The cuisine leans toward more kaisai style, which means the flavors are more subtle and in line with Kyoto kaiseki restaurants than other Tokyo restaurants. The decor is also eminently Tokyo style, with the LOTR-style small doorways in the room. Apparently, Chef Fujiyama also imports his water from Kyoto for his dashi, among other things. He does not speak much English, but he was extremely friendly, and we were not the only foreigners dining there that evening.
We thought our meal here was spectacular, and my wife liked this meal the most of our 3 kaiseki meals during this trip. I don’t think he will have only * for long, but we will see.
A display of Taizagani or snow crab specifically from Taiza Harbor in the Kyotango area of Kyoto.
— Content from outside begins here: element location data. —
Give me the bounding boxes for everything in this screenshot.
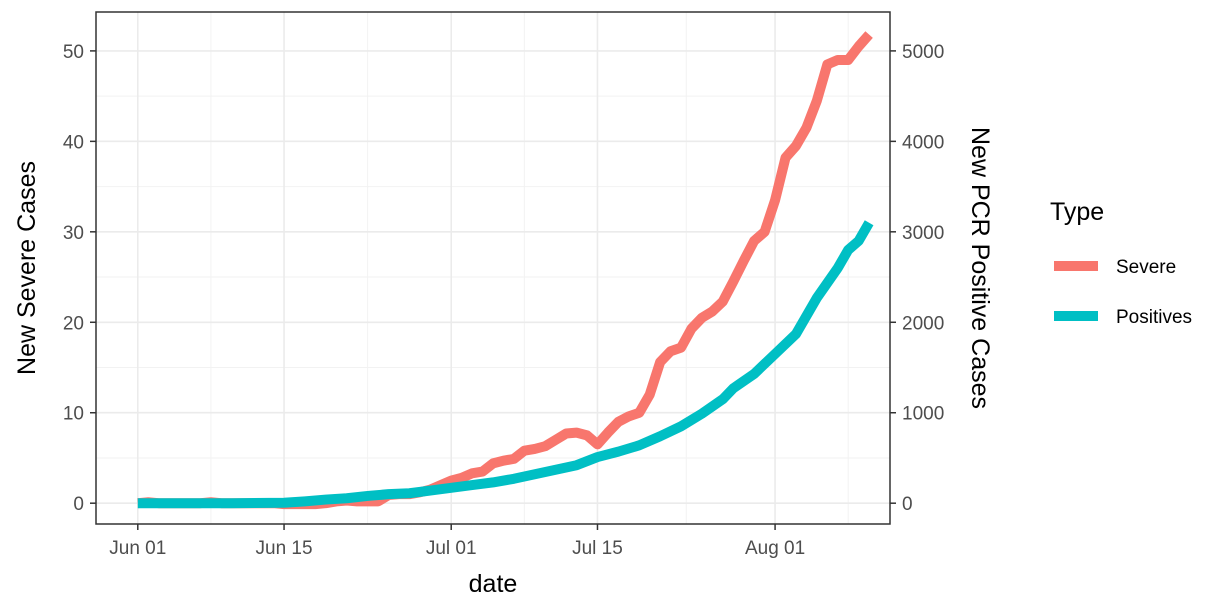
y-left-tick-label: 50: [63, 42, 84, 63]
y-right-tick-label: 3000: [902, 223, 944, 244]
grid-minor: [96, 12, 890, 524]
series-layer: [137, 31, 874, 510]
y-right-tick-label: 2000: [902, 313, 944, 334]
x-tick-label: Jun 15: [256, 538, 313, 559]
x-tick-label: Jul 01: [426, 538, 477, 559]
y-right-tick-label: 1000: [902, 404, 944, 425]
y-left-tick-label: 30: [63, 223, 84, 244]
legend-label-positives: Positives: [1116, 307, 1192, 328]
legend: Type Severe Positives: [1050, 198, 1192, 328]
series-line-positives: [137, 220, 874, 509]
panel-border: [95, 11, 891, 525]
y-left-tick-label: 40: [63, 132, 84, 153]
x-axis: Jun 01 Jun 15 Jul 01 Jul 15 Aug 01: [109, 524, 805, 559]
y-left-tick-label: 10: [63, 404, 84, 425]
x-tick-label: Jul 15: [572, 538, 623, 559]
x-tick-label: Jun 01: [109, 538, 166, 559]
x-tick-label: Aug 01: [745, 538, 805, 559]
legend-label-severe: Severe: [1116, 257, 1176, 278]
panel-background: [96, 12, 890, 524]
y-right-tick-label: 4000: [902, 132, 944, 153]
x-axis-title: date: [469, 570, 518, 598]
y-left-tick-label: 0: [73, 494, 84, 515]
y-left-tick-label: 20: [63, 313, 84, 334]
y-right-tick-label: 0: [902, 494, 913, 515]
y-axis-right: 0 1000 2000 3000 4000 5000: [890, 42, 944, 515]
y-axis-left-title: New Severe Cases: [13, 161, 41, 375]
y-right-tick-label: 5000: [902, 42, 944, 63]
legend-items: Severe Positives: [1054, 257, 1192, 328]
y-axis-right-title: New PCR Positive Cases: [966, 127, 994, 409]
legend-title: Type: [1050, 198, 1104, 226]
y-axis-left: 0 10 20 30 40 50: [63, 42, 96, 515]
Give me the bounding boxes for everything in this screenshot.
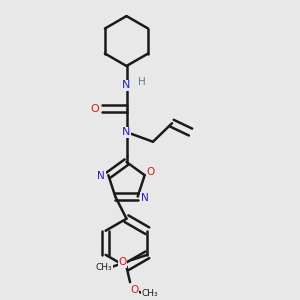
Text: CH₃: CH₃ xyxy=(96,263,112,272)
Text: N: N xyxy=(98,171,105,182)
Text: H: H xyxy=(138,76,146,87)
Text: N: N xyxy=(122,80,131,90)
Text: O: O xyxy=(130,285,139,295)
Text: O: O xyxy=(146,167,155,177)
Text: N: N xyxy=(141,193,148,203)
Text: O: O xyxy=(91,103,100,114)
Text: N: N xyxy=(122,127,131,137)
Text: O: O xyxy=(118,257,127,267)
Text: CH₃: CH₃ xyxy=(142,290,158,298)
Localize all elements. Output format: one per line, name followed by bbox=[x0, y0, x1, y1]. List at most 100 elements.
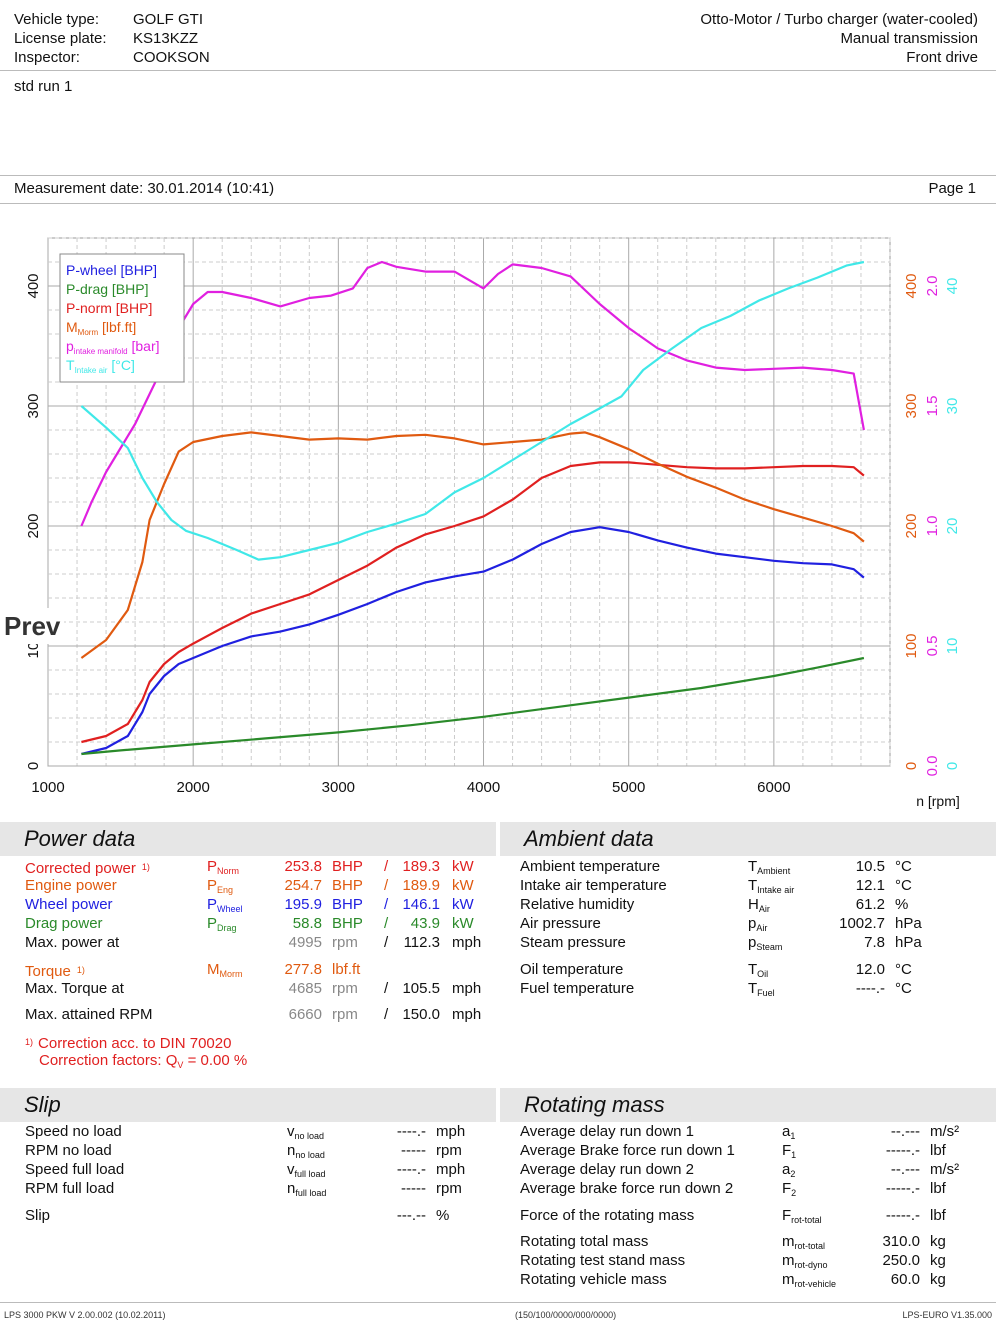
ambient-row-label: Air pressure bbox=[520, 915, 601, 932]
power-row-separator: / bbox=[384, 896, 389, 913]
rotating-row-symbol: Frot-total bbox=[782, 1207, 822, 1225]
slip-row-value: ----- bbox=[401, 1142, 426, 1159]
series-line-pwheel bbox=[81, 526, 865, 756]
power-data-title: Power data bbox=[0, 822, 496, 856]
y-tick-left: 400 bbox=[25, 273, 42, 298]
ambient-row-value: ----.- bbox=[855, 980, 885, 997]
power-row-value2: 105.5 bbox=[402, 980, 440, 997]
rotating-row-label: Force of the rotating mass bbox=[520, 1207, 695, 1224]
legend-entry: P-wheel [BHP] bbox=[66, 262, 157, 278]
ambient-row-value: 61.2 bbox=[855, 896, 885, 913]
power-row-symbol: PEng bbox=[207, 877, 234, 895]
rotating-row-symbol: F1 bbox=[782, 1142, 797, 1160]
rotating-row-label: Average brake force run down 2 bbox=[520, 1180, 734, 1197]
y-tick-pressure: 1.0 bbox=[924, 516, 941, 537]
rotating-row-label: Average delay run down 1 bbox=[520, 1123, 695, 1140]
power-row-symbol: PNorm bbox=[207, 858, 240, 876]
power-row-unit2: kW bbox=[452, 877, 474, 894]
power-row-value1: 277.8 bbox=[284, 961, 322, 978]
slip-row-label: Speed full load bbox=[25, 1161, 125, 1178]
rotating-row-unit: lbf bbox=[930, 1180, 946, 1197]
power-row-label: Max. Torque at bbox=[25, 980, 124, 997]
x-tick-label: 5000 bbox=[612, 779, 645, 796]
y-tick-pressure: 0.0 bbox=[924, 756, 941, 777]
power-row-unit1: BHP bbox=[332, 877, 363, 894]
prev-overlay-label[interactable]: Prev bbox=[0, 608, 65, 644]
vehicle-type: GOLF GTI bbox=[133, 11, 204, 28]
legend-entry: P-drag [BHP] bbox=[66, 281, 148, 297]
x-tick-label: 2000 bbox=[176, 779, 209, 796]
legend-entry: P-norm [BHP] bbox=[66, 300, 152, 316]
power-row-unit2: mph bbox=[452, 934, 482, 951]
rotating-row-value: --.--- bbox=[890, 1161, 920, 1178]
legend-entry: MMorm [lbf.ft] bbox=[66, 319, 136, 337]
y-tick-pressure: 2.0 bbox=[924, 276, 941, 297]
legend-box bbox=[59, 253, 185, 383]
y-tick-temp: 30 bbox=[944, 398, 961, 415]
ambient-row-label: Steam pressure bbox=[520, 934, 626, 951]
power-row-separator: / bbox=[384, 934, 389, 951]
report-header: Vehicle type: GOLF GTI License plate: KS… bbox=[0, 0, 996, 71]
rotating-row-unit: lbf bbox=[930, 1142, 946, 1159]
series-line-pdrag bbox=[81, 656, 865, 756]
ambient-row-value: 1002.7 bbox=[839, 915, 885, 932]
rotating-row-value: --.--- bbox=[890, 1123, 920, 1140]
rotating-row-value: -----.- bbox=[885, 1142, 920, 1159]
dyno-chart: 1000 2000 3000 4000 5000 6000 n [rpm] 0 100 200 30… bbox=[0, 204, 1000, 820]
rotating-mass-title: Rotating mass bbox=[500, 1088, 996, 1122]
power-row-value2: 146.1 bbox=[402, 896, 440, 913]
power-row-value2: 189.9 bbox=[402, 877, 440, 894]
power-row-symbol: PDrag bbox=[207, 915, 237, 933]
x-axis-label: n [rpm] bbox=[916, 793, 960, 809]
power-row-value1: 253.8 bbox=[284, 858, 322, 875]
ambient-row-unit: °C bbox=[895, 980, 912, 997]
ambient-row-unit: hPa bbox=[895, 934, 922, 951]
run-notes: std run 1 bbox=[14, 78, 73, 95]
rotating-row-unit: m/s² bbox=[930, 1123, 960, 1140]
slip-row-symbol: vno load bbox=[287, 1123, 325, 1141]
power-row-unit2: mph bbox=[452, 1006, 482, 1023]
power-row-label: Corrected power 1) bbox=[25, 860, 150, 877]
ambient-row-value: 10.5 bbox=[855, 858, 885, 875]
slip-row-label: RPM full load bbox=[25, 1180, 115, 1197]
x-tick-label: 1000 bbox=[31, 779, 64, 796]
y-tick-pressure: 0.5 bbox=[924, 636, 941, 657]
power-row-unit1: rpm bbox=[332, 980, 358, 997]
ambient-data-title: Ambient data bbox=[500, 822, 996, 856]
power-row-label: Max. attained RPM bbox=[25, 1006, 153, 1023]
slip-title: Slip bbox=[0, 1088, 496, 1122]
page-number: Page 1 bbox=[928, 180, 976, 197]
ambient-row-unit: °C bbox=[895, 858, 912, 875]
power-row-separator: / bbox=[384, 877, 389, 894]
rotating-row-label: Average Brake force run down 1 bbox=[520, 1142, 735, 1159]
power-row-separator: / bbox=[384, 1006, 389, 1023]
correction-factors: Correction factors: QV = 0.00 % bbox=[39, 1052, 248, 1070]
power-row-unit1: BHP bbox=[332, 896, 363, 913]
slip-row-unit: rpm bbox=[436, 1180, 462, 1197]
rotating-row-value: -----.- bbox=[885, 1207, 920, 1224]
power-row-separator: / bbox=[384, 858, 389, 875]
footer-left: LPS 3000 PKW V 2.00.002 (10.02.2011) bbox=[4, 1310, 166, 1320]
y-tick-left: 300 bbox=[25, 393, 42, 418]
ambient-row-symbol: pSteam bbox=[748, 934, 783, 952]
ambient-row-symbol: pAir bbox=[748, 915, 768, 933]
series-line-m bbox=[80, 431, 865, 659]
rotating-row-label: Rotating vehicle mass bbox=[520, 1271, 667, 1288]
y-tick-left: 0 bbox=[25, 762, 42, 770]
power-row-label: Engine power bbox=[25, 877, 117, 894]
power-row-label: Torque 1) bbox=[25, 963, 85, 980]
correction-footnote: 1) Correction acc. to DIN 70020 bbox=[25, 1035, 232, 1052]
legend-entry: pintake manifold [bar] bbox=[66, 338, 160, 356]
y-tick-left: 200 bbox=[25, 513, 42, 538]
slip-row-symbol: nno load bbox=[287, 1142, 325, 1160]
license-label: License plate: bbox=[14, 30, 107, 47]
y-tick-temp: 20 bbox=[944, 518, 961, 535]
power-row-value1: 58.8 bbox=[292, 915, 322, 932]
power-row-unit2: kW bbox=[452, 915, 474, 932]
rotating-row-symbol: F2 bbox=[782, 1180, 797, 1198]
power-row-value2: 189.3 bbox=[402, 858, 440, 875]
y-tick-temp: 10 bbox=[944, 638, 961, 655]
slip-row-symbol: nfull load bbox=[287, 1180, 327, 1198]
y-tick-torque: 300 bbox=[903, 393, 920, 418]
power-row-unit2: kW bbox=[452, 858, 474, 875]
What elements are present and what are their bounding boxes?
I have only had taizagani previously at Kimoto. One unusual thing was that we ate crab at Fujiyama, but at the other two kaiseki restaurants, they were still serving fall courses (e.g., matsutake mushroom).
Started with the Sakezuki of Kyoto miso with Uni and Awabe
Seiko kani
Shirako soup with tofu This was their version of the quintessential Tokyo white miso soup and it was delicious and decadent.
Kanburi sashimi
Wife was minimizing raw fish so received cooked buri
Starting the prep of the taizagani
Raw crab legs about to be eaten
Soft tofu with pickled vegetables
The previously referenced Crab Legs cooked Shabu Shabu Style
Broth - unfortunately didn’t take notes, I believe this was tsubagai on this one but really nice
Crab sake (warm) @beefnoguy ever seen this before? It was interesting, but I thought at least a little gimmicky; it was mostly sake tasting with a little bit of crab broth if at all
Grilled taizagani leg
Grilled crab body with brain and ginseng
Soba with mushrooms and yamaimo
Karasumi
Now we had a choice of crab and egg with rice (basically an oyako don with crab) or crab soup, or both. We ordered one of each.
Pickles
Crab soup
Crab rice
This was fantastic!!
Chestnut (drool)
Passion fruit and persimmon
In all, the price was dear, but we each split a whole taiza crab, which I understand to be quite expensive, so we did get “value” for our money. Overall, this restaurant is a great addition to the Tokyo scene, and it is one of a few Kyoto style kaiseki restaurants (along with Miyasaka and Nanzenji Kyoto) that likely saves Tokyoites a 2-3 hour trip to Kyoto.